Marleix tente de rassurer sur la réforme des régions

Publié le par Grand Paris

PRESSE
LE FIGARO
25/02/2009
Samuel Laurent

Alors que la gauche refuse en bloc les projets de la commission Balladur et que certaines voix critiques s'élèvent à droite, le secrétaire d'Etat aux collectivités territoriales promet qu'il n'y aura pas de contrainte.

Nouveau chantier, nouvelle polémique. Alain Marleix, ministre des collectivités territoriales, en charge également du redécoupage des circonscriptions électorales, est monté au créneau mercredi pour rassurer sur la réforme des régions et des départements, qui suscite des remous à gauche, mais aussi dans les rangs de la droite.

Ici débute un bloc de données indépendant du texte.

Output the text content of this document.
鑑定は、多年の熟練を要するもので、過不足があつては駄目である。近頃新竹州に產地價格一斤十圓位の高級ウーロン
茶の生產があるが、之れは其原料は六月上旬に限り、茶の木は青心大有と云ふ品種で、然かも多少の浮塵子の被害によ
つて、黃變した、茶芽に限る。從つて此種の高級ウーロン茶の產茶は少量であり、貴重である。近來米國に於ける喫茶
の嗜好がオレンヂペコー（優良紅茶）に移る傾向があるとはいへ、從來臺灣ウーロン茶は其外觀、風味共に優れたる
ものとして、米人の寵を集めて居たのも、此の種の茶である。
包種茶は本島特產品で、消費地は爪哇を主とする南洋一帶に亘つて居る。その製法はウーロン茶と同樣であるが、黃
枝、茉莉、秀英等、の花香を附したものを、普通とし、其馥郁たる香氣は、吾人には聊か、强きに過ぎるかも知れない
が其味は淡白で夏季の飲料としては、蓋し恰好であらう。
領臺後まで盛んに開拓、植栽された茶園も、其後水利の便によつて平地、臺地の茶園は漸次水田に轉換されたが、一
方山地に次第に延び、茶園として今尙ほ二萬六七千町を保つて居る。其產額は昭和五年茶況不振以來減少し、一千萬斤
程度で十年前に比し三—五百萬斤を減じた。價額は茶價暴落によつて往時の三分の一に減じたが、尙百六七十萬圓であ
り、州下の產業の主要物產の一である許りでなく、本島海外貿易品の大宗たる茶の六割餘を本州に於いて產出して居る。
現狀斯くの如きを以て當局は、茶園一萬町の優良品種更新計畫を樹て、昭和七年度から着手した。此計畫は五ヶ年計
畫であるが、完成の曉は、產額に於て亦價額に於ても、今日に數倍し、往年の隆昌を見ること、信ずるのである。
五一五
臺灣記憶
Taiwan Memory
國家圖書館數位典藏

Dans son rapport, Edouard Balladur propose de réduire le nombre des régions de 22 à 15, en fusionnant plusieurs ensembles, dont l'Alsace et la Lorraine, le Poitou-Charentes et l'Aquitaine ou Rhône-Alpes et l'Auvergne. Il propose aussi de fusionner les mandats de conseillers généraux et régionaux dans un nouveau corps de «conseillers territoriaux». Autant de propositions qui, à peine lancées suite à des fuites, font polémique chez les élus de droite, mais aussi de gauche. Et choquent les habitants de certaines régions concernées.

 

Critiques à droite comme à gauche

Le PS a directement refusé en bloc la réforme, expliquant que «la commission Balladur tourne le dos à une vraie modernité, à une vraie démocratie, pour des raisons que nous craignons politiciennes». Et Martine Aubry d'acccuser le gouvernement de vouloir «étrangler financièrement les régions», dont 21 sur 22 sont aux mains des socialistes.

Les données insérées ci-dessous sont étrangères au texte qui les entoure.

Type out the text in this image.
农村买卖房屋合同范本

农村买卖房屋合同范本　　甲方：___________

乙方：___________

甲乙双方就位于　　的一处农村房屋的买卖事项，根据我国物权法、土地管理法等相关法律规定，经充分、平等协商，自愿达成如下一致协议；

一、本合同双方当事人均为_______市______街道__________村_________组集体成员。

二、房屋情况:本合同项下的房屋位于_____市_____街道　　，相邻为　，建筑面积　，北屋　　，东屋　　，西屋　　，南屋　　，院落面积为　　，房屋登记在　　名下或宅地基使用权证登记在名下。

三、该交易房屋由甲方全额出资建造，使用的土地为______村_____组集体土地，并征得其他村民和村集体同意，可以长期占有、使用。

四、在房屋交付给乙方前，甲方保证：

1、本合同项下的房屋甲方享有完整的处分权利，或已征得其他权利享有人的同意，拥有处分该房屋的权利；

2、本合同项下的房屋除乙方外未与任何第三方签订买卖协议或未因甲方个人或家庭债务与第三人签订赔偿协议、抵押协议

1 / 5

A droite, ces propositions ne suscitent pas non plus l'enthousiasme. Mardi, le député UMP de Seine-Saint-Denis Eric Raoult a ainsi demandé du «temps» pour mettre en place la fusion de Paris et de ses départements limitrophes, préconisée dans le rapport. Selon lui, ce projet revient à «méconnaître les identités locales fortes acquises au fil des années», même si «il y a nécessité de créer une solidarité au niveau du tissu urbain autour de Paris». Pour le député, il s'agit «d'un objectif pour 2020 ou 2025» et pas 2014 comme le préconise le rapport Balladur.

Les deux régions Rhône-Alpes et Auvergne ont aussi affirmé qu'elles étaient opposées à leur fusion. Pour René Souchon, président PS du conseil régional d'Auvergne, cette idée est «stupide» car «l'Auvergne a une forte identité historique, géographique, économique. Et la supprimer ne résout rien et n'apporte pas plus d'efficacité». Selon lui, cette fusion est un «faux problème». «La réalité, c'est que les régions françaises n'ont pas les moyens financiers en rapport avec leurs compétences».

Quant à Rhône-Alpes, son président, le socialiste Jean-Jack Queyranne, a rappelé qu'il s'agissait d'une région «de taille européenne», dont la population est déjà «plus peuplée que dix Etats de l'UE». En Picardie, que la commission Balladur propose d'éclater entre trois régions (-de-France, Nord-Pas-de-Calais et Champagne-Ardennes), une pétition lancée au début du mois sur Internet contre ce projet a déjà recueilli 35.000 signatures

 

Marleix : «se nourrir» des propositions

La commission Balladur a fait des remous au sein même du gouvernement. Ministre des Affaires sociales, mais aussi élu auvergnat, Brice Hortefeux a estimé sur I-Télé que sa région était l'une des trois «identifiées par les Français» avec la Bretagne et l'Alsace. Dès lors, «il faut pas se précipiter, certainement faire de la pédagogie, consulter la population, et donc, engager une réflexion de manière sereine, et pas brutale».

Mercredi, Alain Marleix a donc tenté de déminer le terrain en affirmant qu'il «n'a jamais été dans l'intention du gouvernement de forcer la main et d'être contraignant d'une façon ou d'une autre» pour mettre en place ces nouveaux découpages territoriaux. Le secrétaire d'Etat promet que le gouvernement compte «se nourrir» des propositions de la commission Balladur, sans pour autant toutes les reprendre à son compte. Bref, il devient urgent d'attendre.